From the CNN piece: “It is unlikely that the oil industry will eventually support whatever shape it takes in the bill,” Divya Reddy, an energy policy analyst at the political consultancy Eurasia Group, wrote in a recent research note. “Moreover, carbon fees will translate into higher prices at the pump, an outcome with which few politicians will want to be associated.”
The story also looks at a range of other proposals and trade-offs in play.
Over in the UK, the Guardian checks in on a government ad campaign on climate change that has “become a lightning rod for the politically charged debate over the issue.”
The UK’s Advertising Standards Agency – an independent regulator that enforces advertising codes – ruled that two print ads went too far and banned them.

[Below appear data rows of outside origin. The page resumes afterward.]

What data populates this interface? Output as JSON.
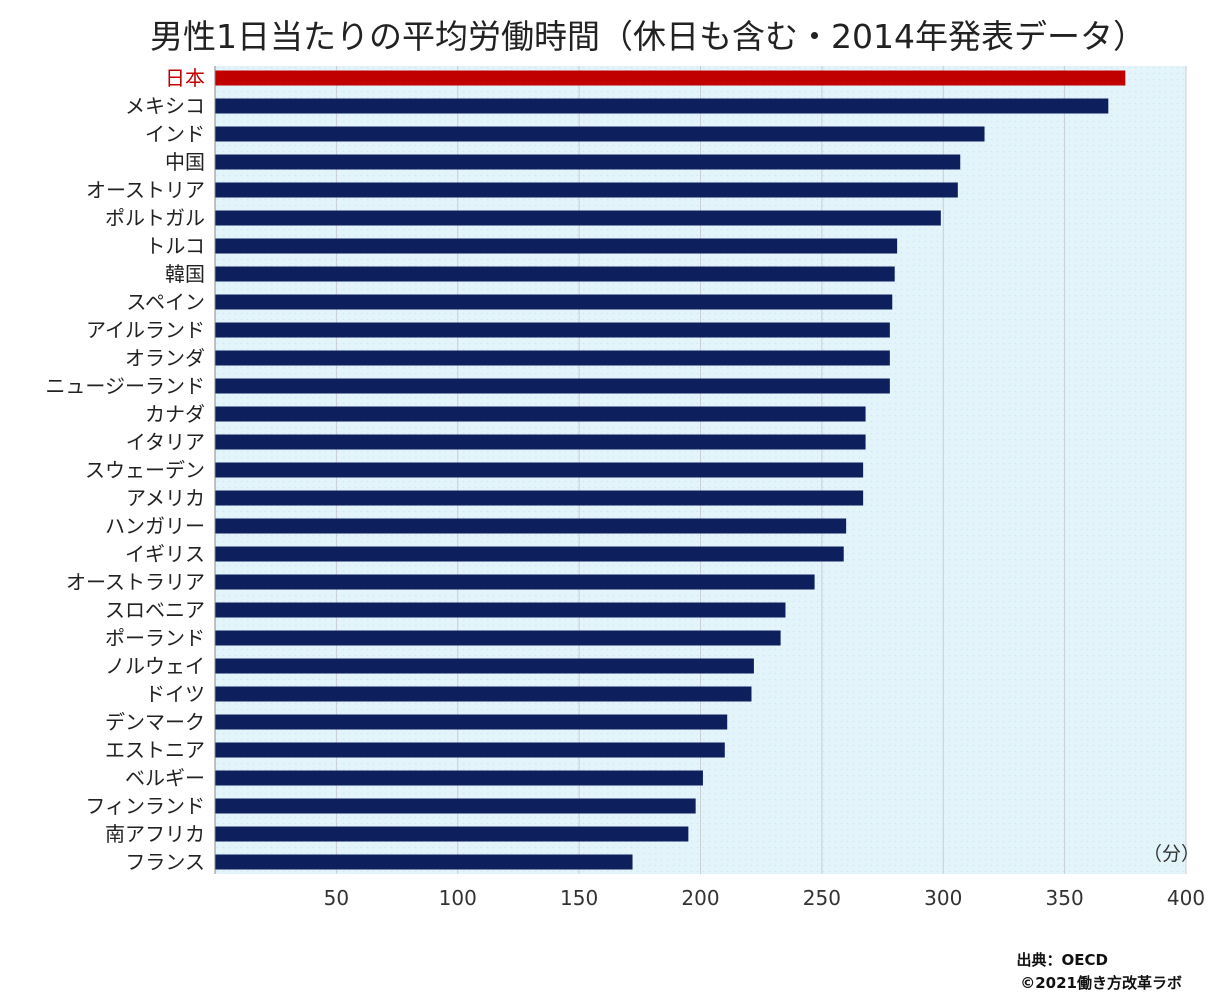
{
  "chart_data": {
    "type": "bar",
    "orientation": "horizontal",
    "title": "男性1日当たりの平均労働時間（休日も含む・2014年発表データ）",
    "categories": [
      "日本",
      "メキシコ",
      "インド",
      "中国",
      "オーストリア",
      "ポルトガル",
      "トルコ",
      "韓国",
      "スペイン",
      "アイルランド",
      "オランダ",
      "ニュージーランド",
      "カナダ",
      "イタリア",
      "スウェーデン",
      "アメリカ",
      "ハンガリー",
      "イギリス",
      "オーストラリア",
      "スロベニア",
      "ポーランド",
      "ノルウェイ",
      "ドイツ",
      "デンマーク",
      "エストニア",
      "ベルギー",
      "フィンランド",
      "南アフリカ",
      "フランス"
    ],
    "values": [
      375,
      368,
      317,
      307,
      306,
      299,
      281,
      280,
      279,
      278,
      278,
      278,
      268,
      268,
      267,
      267,
      260,
      259,
      247,
      235,
      233,
      222,
      221,
      211,
      210,
      201,
      198,
      195,
      172
    ],
    "highlight": "日本",
    "xlim": [
      0,
      400
    ],
    "xticks": [
      50,
      100,
      150,
      200,
      250,
      300,
      350,
      400
    ],
    "unit": "（分）",
    "grid": true
  },
  "colors": {
    "bar": "#0d1f5c",
    "highlight_bar": "#c00000",
    "highlight_label": "#c00000",
    "label": "#222222",
    "plot_background": "#e3f4fb",
    "grid": "#c9ced3"
  },
  "footer": {
    "source": "出典：OECD",
    "credit": "©2021働き方改革ラボ"
  }
}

“As expected, the ASA ruling said that the language used to indicate how storms, flooding and heatwaves will increase ‘should have been phrased more tentatively.’ However, it added that the images of the UK flooding and of a drought ‘were not in themselves ... exaggerated or misleading,’” the Guardian piece notes.
The BBC News reports on the issue here, noting that several other ads, including a TV commercial, were cleared. Both the accounts note that British officials are defending the campaign.
Climate change secretary Ed Miliband acknowledged that some of the phrasing in the disputed ads could have been better, but defended the overall thrust of the campaign to build climate change awareness.
Elsewhere, Bloomberg checks in on clean energy investing in the absence of a new international climate change agreement.
And the Wall Street Journal looks at OPEC’s decision to leave output unchanged.